Callie saw the hot dog and scooted forward into the head coil.
Good girl! I said with my highest, most excited voice.
She took the hot dog and backed up a little bit, but she didnt leave the bore. With a steady stream of hot dogs, Callie quickly adapted to the new environment and was soon happily eating treats while nestled in the head coil. There was no indication that the magnetic field bothered her.
With Callie comfortable in the magnet, we had accomplished the first goal of the session. Since that had been relatively easy, it was time to see how she would react to an actual scan.

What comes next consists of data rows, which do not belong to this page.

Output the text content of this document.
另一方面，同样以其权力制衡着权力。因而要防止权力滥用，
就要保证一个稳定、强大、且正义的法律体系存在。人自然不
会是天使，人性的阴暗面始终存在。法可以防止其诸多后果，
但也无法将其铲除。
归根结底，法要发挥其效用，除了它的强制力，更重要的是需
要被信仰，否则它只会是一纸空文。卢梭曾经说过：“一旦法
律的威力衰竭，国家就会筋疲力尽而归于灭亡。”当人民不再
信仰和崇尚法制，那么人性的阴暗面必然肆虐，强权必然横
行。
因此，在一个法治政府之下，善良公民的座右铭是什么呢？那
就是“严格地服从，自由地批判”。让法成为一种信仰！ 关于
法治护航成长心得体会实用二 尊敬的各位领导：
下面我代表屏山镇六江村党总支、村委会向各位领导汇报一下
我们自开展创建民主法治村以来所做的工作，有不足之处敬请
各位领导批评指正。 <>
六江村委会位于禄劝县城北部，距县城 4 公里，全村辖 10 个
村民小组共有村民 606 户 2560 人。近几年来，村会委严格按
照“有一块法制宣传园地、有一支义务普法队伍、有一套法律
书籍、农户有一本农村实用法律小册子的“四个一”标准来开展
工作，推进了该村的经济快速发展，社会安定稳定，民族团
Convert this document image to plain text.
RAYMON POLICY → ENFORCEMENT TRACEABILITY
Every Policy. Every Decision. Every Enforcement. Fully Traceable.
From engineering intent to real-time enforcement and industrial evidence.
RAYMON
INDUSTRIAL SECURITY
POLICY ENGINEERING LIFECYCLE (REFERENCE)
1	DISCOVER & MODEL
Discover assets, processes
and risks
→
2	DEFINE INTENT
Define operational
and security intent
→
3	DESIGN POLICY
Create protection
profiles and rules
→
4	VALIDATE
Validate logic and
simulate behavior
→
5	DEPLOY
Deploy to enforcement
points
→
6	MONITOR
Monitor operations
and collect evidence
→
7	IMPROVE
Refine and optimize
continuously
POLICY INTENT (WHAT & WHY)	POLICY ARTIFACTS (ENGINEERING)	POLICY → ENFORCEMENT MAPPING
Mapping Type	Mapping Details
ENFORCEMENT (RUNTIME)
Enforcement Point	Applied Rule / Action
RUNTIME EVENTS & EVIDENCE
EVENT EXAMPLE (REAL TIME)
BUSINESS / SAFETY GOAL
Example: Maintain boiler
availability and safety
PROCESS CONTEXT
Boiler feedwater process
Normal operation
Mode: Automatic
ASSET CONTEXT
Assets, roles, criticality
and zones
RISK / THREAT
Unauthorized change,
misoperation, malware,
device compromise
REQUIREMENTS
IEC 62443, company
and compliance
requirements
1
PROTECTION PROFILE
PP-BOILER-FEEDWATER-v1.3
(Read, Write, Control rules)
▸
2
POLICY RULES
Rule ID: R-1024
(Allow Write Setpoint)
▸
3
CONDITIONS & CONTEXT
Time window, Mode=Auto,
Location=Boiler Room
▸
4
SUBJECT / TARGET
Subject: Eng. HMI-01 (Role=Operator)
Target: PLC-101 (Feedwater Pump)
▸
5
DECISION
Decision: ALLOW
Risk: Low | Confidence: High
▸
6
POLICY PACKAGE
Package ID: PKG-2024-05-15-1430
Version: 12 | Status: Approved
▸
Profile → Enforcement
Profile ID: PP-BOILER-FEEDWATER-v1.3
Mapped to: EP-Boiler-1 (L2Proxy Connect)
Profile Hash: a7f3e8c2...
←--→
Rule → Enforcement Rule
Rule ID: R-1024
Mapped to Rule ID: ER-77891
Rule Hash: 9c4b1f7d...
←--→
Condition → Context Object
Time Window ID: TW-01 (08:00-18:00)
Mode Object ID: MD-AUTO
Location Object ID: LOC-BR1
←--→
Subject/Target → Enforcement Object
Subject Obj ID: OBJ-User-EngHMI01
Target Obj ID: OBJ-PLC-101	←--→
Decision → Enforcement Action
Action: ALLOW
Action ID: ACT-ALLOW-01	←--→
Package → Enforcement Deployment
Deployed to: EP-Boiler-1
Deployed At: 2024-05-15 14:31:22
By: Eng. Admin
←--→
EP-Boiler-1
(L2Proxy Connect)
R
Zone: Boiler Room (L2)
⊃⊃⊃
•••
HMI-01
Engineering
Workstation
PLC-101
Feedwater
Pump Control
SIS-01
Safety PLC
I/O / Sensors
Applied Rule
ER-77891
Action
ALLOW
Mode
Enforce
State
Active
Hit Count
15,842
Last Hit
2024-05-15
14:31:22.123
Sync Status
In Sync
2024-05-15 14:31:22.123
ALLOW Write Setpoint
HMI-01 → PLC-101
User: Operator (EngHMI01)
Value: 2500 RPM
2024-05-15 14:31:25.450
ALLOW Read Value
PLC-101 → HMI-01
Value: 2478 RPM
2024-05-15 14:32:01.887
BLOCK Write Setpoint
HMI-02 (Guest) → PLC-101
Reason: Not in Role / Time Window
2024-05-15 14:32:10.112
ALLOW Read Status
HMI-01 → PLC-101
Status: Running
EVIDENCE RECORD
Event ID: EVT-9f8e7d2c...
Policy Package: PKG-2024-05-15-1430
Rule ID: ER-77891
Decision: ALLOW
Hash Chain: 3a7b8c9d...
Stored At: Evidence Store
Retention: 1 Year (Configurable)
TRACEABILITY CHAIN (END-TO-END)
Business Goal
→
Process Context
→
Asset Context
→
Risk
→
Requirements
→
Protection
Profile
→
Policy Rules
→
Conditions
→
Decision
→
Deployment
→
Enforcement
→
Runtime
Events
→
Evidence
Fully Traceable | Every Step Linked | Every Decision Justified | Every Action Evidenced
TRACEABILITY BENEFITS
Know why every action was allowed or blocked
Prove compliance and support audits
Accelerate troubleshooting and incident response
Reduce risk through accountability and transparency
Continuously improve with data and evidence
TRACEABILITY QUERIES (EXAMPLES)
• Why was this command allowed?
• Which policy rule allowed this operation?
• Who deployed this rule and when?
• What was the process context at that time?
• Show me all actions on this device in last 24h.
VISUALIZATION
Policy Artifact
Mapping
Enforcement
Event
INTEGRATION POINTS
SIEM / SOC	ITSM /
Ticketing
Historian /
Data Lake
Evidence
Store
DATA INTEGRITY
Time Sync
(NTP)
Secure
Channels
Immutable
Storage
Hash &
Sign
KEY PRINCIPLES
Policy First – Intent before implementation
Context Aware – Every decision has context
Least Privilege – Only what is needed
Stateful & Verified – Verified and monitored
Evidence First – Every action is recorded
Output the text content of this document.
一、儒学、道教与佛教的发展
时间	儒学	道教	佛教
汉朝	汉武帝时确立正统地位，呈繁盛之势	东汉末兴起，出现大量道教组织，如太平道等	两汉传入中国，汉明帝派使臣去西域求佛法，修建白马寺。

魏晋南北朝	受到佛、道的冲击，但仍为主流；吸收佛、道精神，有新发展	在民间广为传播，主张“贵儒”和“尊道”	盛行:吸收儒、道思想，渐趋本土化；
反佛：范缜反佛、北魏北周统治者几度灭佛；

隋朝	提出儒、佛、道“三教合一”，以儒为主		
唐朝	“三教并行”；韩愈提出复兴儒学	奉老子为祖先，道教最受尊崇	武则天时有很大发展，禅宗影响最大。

The scanner software was created for human subjects, so it had no way of knowing that Callie was a dog. Inputting an accurate weight of the subject was the most important piece of information because that determined how much radio power the scanner would emit.
Too much power would cook her like so much meat in a microwave.
With hot dogs, I once again coaxed Callie into the MRI. When she was comfortably settled in the head coil, I gave a thumbs-up. The scanner made a series of clicks and hums as it revved up.
Callies eyes narrowed.
Then, like the onslaught of a thousand bees, the scanner started buzzing. This was the initial preparation phase, called shimming.